Stop using !important and do your future self a favor

I recently contributed to an Angular project but it had one major flaw: The developer who was working before me really liked to use !important in the CSS – a lot.

New developers probably have to hear it at least once from someone to understand that by bypassing work in a very easy way you’re usually not saving time. You shift it to a later point in time where you need even more time to fix the mess you made.

So, if you haven’t heard it yet: Prevent the usage of !important – now and forever.

.header {
  color: #ffffff !important;
}

Why shouldn’t I use it?

!important is reducing the maintainability and disturbing the further development of your style-files. Especially when you use it on very common classes or elements.
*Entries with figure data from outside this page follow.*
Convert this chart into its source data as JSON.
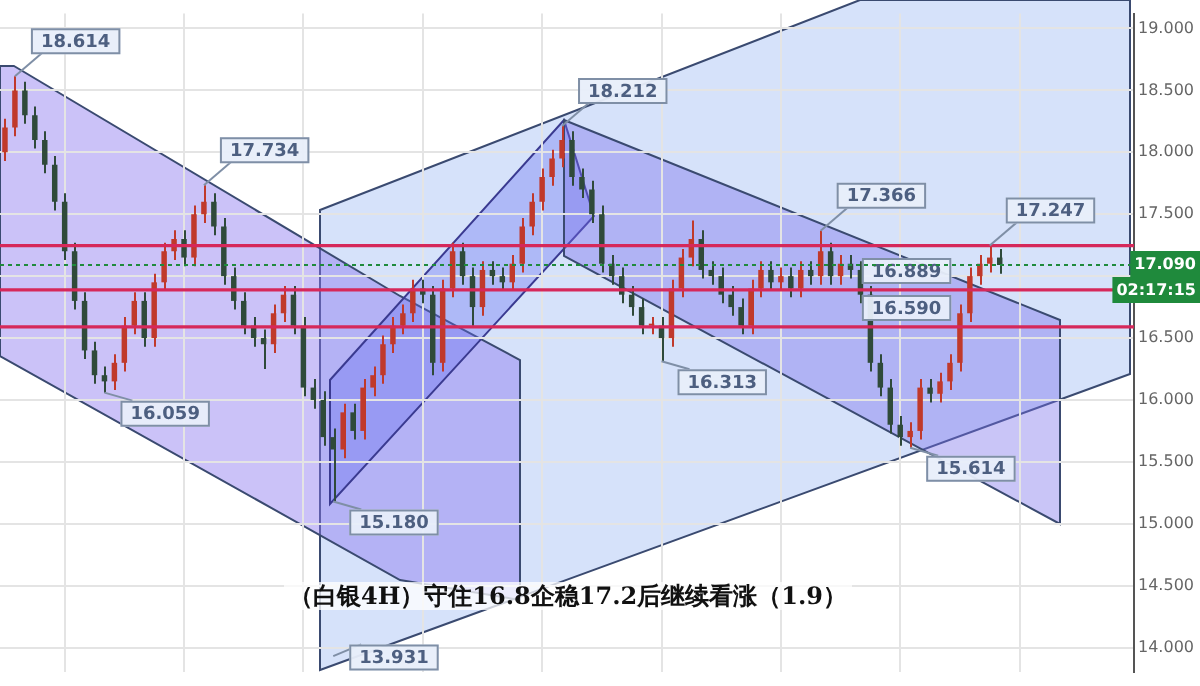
{
  "chart_data": {
    "type": "candlestick",
    "title": "（白银4H）守住16.8企稳17.2后继续看涨（1.9）",
    "categories": [
      null,
      null,
      null,
      null,
      null,
      null,
      null,
      null,
      null,
      null,
      null,
      null,
      null,
      null,
      null,
      null,
      null,
      null,
      null,
      null,
      null,
      null,
      null,
      null,
      null,
      null,
      null,
      null,
      null,
      null,
      null,
      null,
      null,
      null,
      null,
      null,
      null,
      null,
      null,
      null,
      null,
      null,
      null,
      null,
      null,
      null,
      null,
      null,
      null,
      null,
      null,
      null,
      null,
      null,
      null,
      null,
      null,
      null,
      null,
      null,
      null,
      null,
      null,
      null,
      null,
      null,
      null,
      null,
      null,
      null,
      null,
      null,
      null,
      null,
      null,
      null,
      null,
      null,
      null,
      null,
      null,
      null,
      null,
      null,
      null,
      null,
      null,
      null,
      null,
      null,
      null,
      null,
      null,
      null,
      null,
      null,
      null,
      null,
      null,
      null,
      null,
      null,
      null,
      null,
      null,
      null,
      null,
      null,
      null,
      null,
      null,
      null,
      null,
      null
    ],
    "ohlc": [
      [
        18.0,
        18.27,
        17.93,
        18.2
      ],
      [
        18.2,
        18.614,
        18.13,
        18.5
      ],
      [
        18.5,
        18.57,
        18.23,
        18.3
      ],
      [
        18.3,
        18.37,
        18.03,
        18.1
      ],
      [
        18.1,
        18.17,
        17.83,
        17.9
      ],
      [
        17.9,
        17.97,
        17.53,
        17.6
      ],
      [
        17.6,
        17.67,
        17.13,
        17.2
      ],
      [
        17.2,
        17.27,
        16.73,
        16.8
      ],
      [
        16.8,
        16.87,
        16.33,
        16.4
      ],
      [
        16.4,
        16.47,
        16.13,
        16.2
      ],
      [
        16.2,
        16.27,
        16.059,
        16.15
      ],
      [
        16.15,
        16.37,
        16.08,
        16.3
      ],
      [
        16.3,
        16.67,
        16.23,
        16.6
      ],
      [
        16.6,
        16.87,
        16.53,
        16.8
      ],
      [
        16.8,
        16.87,
        16.43,
        16.5
      ],
      [
        16.5,
        17.02,
        16.43,
        16.95
      ],
      [
        16.95,
        17.27,
        16.88,
        17.2
      ],
      [
        17.2,
        17.37,
        17.13,
        17.3
      ],
      [
        17.3,
        17.37,
        17.08,
        17.15
      ],
      [
        17.15,
        17.57,
        17.08,
        17.5
      ],
      [
        17.5,
        17.734,
        17.43,
        17.6
      ],
      [
        17.6,
        17.67,
        17.33,
        17.4
      ],
      [
        17.4,
        17.47,
        16.93,
        17.0
      ],
      [
        17.0,
        17.07,
        16.73,
        16.8
      ],
      [
        16.8,
        16.87,
        16.53,
        16.6
      ],
      [
        16.6,
        16.67,
        16.43,
        16.5
      ],
      [
        16.5,
        16.57,
        16.25,
        16.45
      ],
      [
        16.45,
        16.77,
        16.38,
        16.7
      ],
      [
        16.7,
        16.92,
        16.63,
        16.85
      ],
      [
        16.85,
        16.92,
        16.53,
        16.6
      ],
      [
        16.6,
        16.67,
        16.03,
        16.1
      ],
      [
        16.1,
        16.17,
        15.93,
        16.0
      ],
      [
        16.0,
        16.07,
        15.63,
        15.7
      ],
      [
        15.7,
        15.77,
        15.18,
        15.6
      ],
      [
        15.6,
        15.97,
        15.53,
        15.9
      ],
      [
        15.9,
        15.97,
        15.68,
        15.75
      ],
      [
        15.75,
        16.17,
        15.68,
        16.1
      ],
      [
        16.1,
        16.27,
        16.03,
        16.2
      ],
      [
        16.2,
        16.52,
        16.13,
        16.45
      ],
      [
        16.45,
        16.67,
        16.38,
        16.6
      ],
      [
        16.6,
        16.77,
        16.53,
        16.7
      ],
      [
        16.7,
        16.97,
        16.63,
        16.9
      ],
      [
        16.9,
        16.97,
        16.78,
        16.85
      ],
      [
        16.85,
        16.92,
        16.2,
        16.3
      ],
      [
        16.3,
        16.97,
        16.23,
        16.9
      ],
      [
        16.9,
        17.27,
        16.83,
        17.2
      ],
      [
        17.2,
        17.27,
        16.93,
        17.0
      ],
      [
        17.0,
        17.07,
        16.6,
        16.75
      ],
      [
        16.75,
        17.12,
        16.68,
        17.05
      ],
      [
        17.05,
        17.12,
        16.93,
        17.0
      ],
      [
        17.0,
        17.07,
        16.88,
        16.95
      ],
      [
        16.95,
        17.17,
        16.88,
        17.1
      ],
      [
        17.1,
        17.47,
        17.03,
        17.4
      ],
      [
        17.4,
        17.67,
        17.33,
        17.6
      ],
      [
        17.6,
        17.87,
        17.53,
        17.8
      ],
      [
        17.8,
        18.02,
        17.73,
        17.95
      ],
      [
        17.95,
        18.212,
        17.88,
        18.1
      ],
      [
        18.1,
        18.17,
        17.73,
        17.8
      ],
      [
        17.8,
        17.87,
        17.63,
        17.7
      ],
      [
        17.7,
        17.77,
        17.43,
        17.5
      ],
      [
        17.5,
        17.57,
        17.03,
        17.1
      ],
      [
        17.1,
        17.17,
        16.93,
        17.0
      ],
      [
        17.0,
        17.07,
        16.78,
        16.85
      ],
      [
        16.85,
        16.92,
        16.68,
        16.75
      ],
      [
        16.75,
        16.82,
        16.53,
        16.6
      ],
      [
        16.6,
        16.67,
        16.53,
        16.6
      ],
      [
        16.6,
        16.67,
        16.313,
        16.5
      ],
      [
        16.5,
        16.97,
        16.43,
        16.9
      ],
      [
        16.9,
        17.22,
        16.83,
        17.15
      ],
      [
        17.15,
        17.45,
        17.08,
        17.3
      ],
      [
        17.3,
        17.37,
        16.98,
        17.05
      ],
      [
        17.05,
        17.12,
        16.93,
        17.0
      ],
      [
        17.0,
        17.07,
        16.78,
        16.85
      ],
      [
        16.85,
        16.92,
        16.68,
        16.75
      ],
      [
        16.75,
        16.82,
        16.53,
        16.6
      ],
      [
        16.6,
        16.97,
        16.53,
        16.9
      ],
      [
        16.9,
        17.12,
        16.83,
        17.05
      ],
      [
        17.05,
        17.12,
        16.88,
        16.95
      ],
      [
        16.95,
        17.07,
        16.88,
        17.0
      ],
      [
        17.0,
        17.07,
        16.83,
        16.9
      ],
      [
        16.9,
        17.12,
        16.83,
        17.05
      ],
      [
        17.05,
        17.12,
        16.93,
        17.0
      ],
      [
        17.0,
        17.366,
        16.93,
        17.2
      ],
      [
        17.2,
        17.27,
        16.93,
        17.0
      ],
      [
        17.0,
        17.17,
        16.93,
        17.1
      ],
      [
        17.1,
        17.17,
        16.98,
        17.05
      ],
      [
        17.05,
        17.12,
        16.78,
        16.85
      ],
      [
        16.85,
        16.92,
        16.23,
        16.3
      ],
      [
        16.3,
        16.37,
        16.03,
        16.1
      ],
      [
        16.1,
        16.17,
        15.73,
        15.8
      ],
      [
        15.8,
        15.87,
        15.63,
        15.7
      ],
      [
        15.7,
        15.82,
        15.614,
        15.75
      ],
      [
        15.75,
        16.17,
        15.68,
        16.1
      ],
      [
        16.1,
        16.17,
        15.98,
        16.05
      ],
      [
        16.05,
        16.22,
        15.98,
        16.15
      ],
      [
        16.15,
        16.37,
        16.08,
        16.3
      ],
      [
        16.3,
        16.77,
        16.23,
        16.7
      ],
      [
        16.7,
        17.07,
        16.63,
        17.0
      ],
      [
        17.0,
        17.17,
        16.93,
        17.1
      ],
      [
        17.1,
        17.247,
        17.03,
        17.15
      ],
      [
        17.15,
        17.22,
        17.02,
        17.09
      ],
      null,
      null,
      null,
      null,
      null,
      null,
      null,
      null,
      null,
      null,
      null,
      null,
      null
    ],
    "ylim": [
      13.8,
      19.12
    ],
    "yticks": [
      {
        "value": 14,
        "label": "14.000"
      },
      {
        "value": 14.5,
        "label": "14.500"
      },
      {
        "value": 15,
        "label": "15.000"
      },
      {
        "value": 15.5,
        "label": "15.500"
      },
      {
        "value": 16,
        "label": "16.000"
      },
      {
        "value": 16.5,
        "label": "16.500"
      },
      {
        "value": 17,
        "label": null
      },
      {
        "value": 17.5,
        "label": "17.500"
      },
      {
        "value": 18,
        "label": "18.000"
      },
      {
        "value": 18.5,
        "label": "18.500"
      },
      {
        "value": 19,
        "label": "19.000"
      }
    ],
    "tick_labels": "y",
    "grid": true,
    "legend": false,
    "ref_lines": [
      {
        "axis": "y",
        "value": 17.247,
        "label": null,
        "color": "#d6285a"
      },
      {
        "axis": "y",
        "value": 16.889,
        "label": "16.889",
        "color": "#d6285a"
      },
      {
        "axis": "y",
        "value": 16.59,
        "label": "16.590",
        "color": "#d6285a"
      },
      {
        "axis": "y",
        "value": 17.09,
        "label": "17.090",
        "color": "#1f8a3c",
        "line_style": "dotted"
      }
    ],
    "annotations": [
      "02:17:15",
      "18.614",
      "16.059",
      "17.734",
      "15.180",
      "13.931",
      "18.212",
      "16.313",
      "17.366",
      "15.614",
      "17.247"
    ]
  }
}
Imagine you have multiple classes for a div and you want to add another class after a click on it to modify it when it gets activated. You try to change the font color that way but it won’t change. You inspect your styling and find out that another parent class is defining that color with an !important. Now you now that this is not a good practice so you remove it. Suddenly the color is changing again because the !important is not forcing the color anymore. The !important caused the whole structure of the CSS to be unstable.

And now you have to refactor the whole CSS because else you can’t get it to work. And I experience this every day because some developer thought it might be a good solution to use it.

Using !important is a bad idea in almost every case.

Are there exceptions when you should use !Important?

CSS-Tricks.com is explaining a case when it might be a good idea. If you have something like a utility class and you don’t want it to be modified you can specify the rules with !important. This way, for example a button, won’t be modified by mistake.

This might be a use case when it may make sense but for me a good style file doesn’t require !important because it should be very minimal and well organized.

So, if you want to keep your CSS clean and maintainable just promise me to do your best to rather refactor your style files or search for another solution instead of just using !important.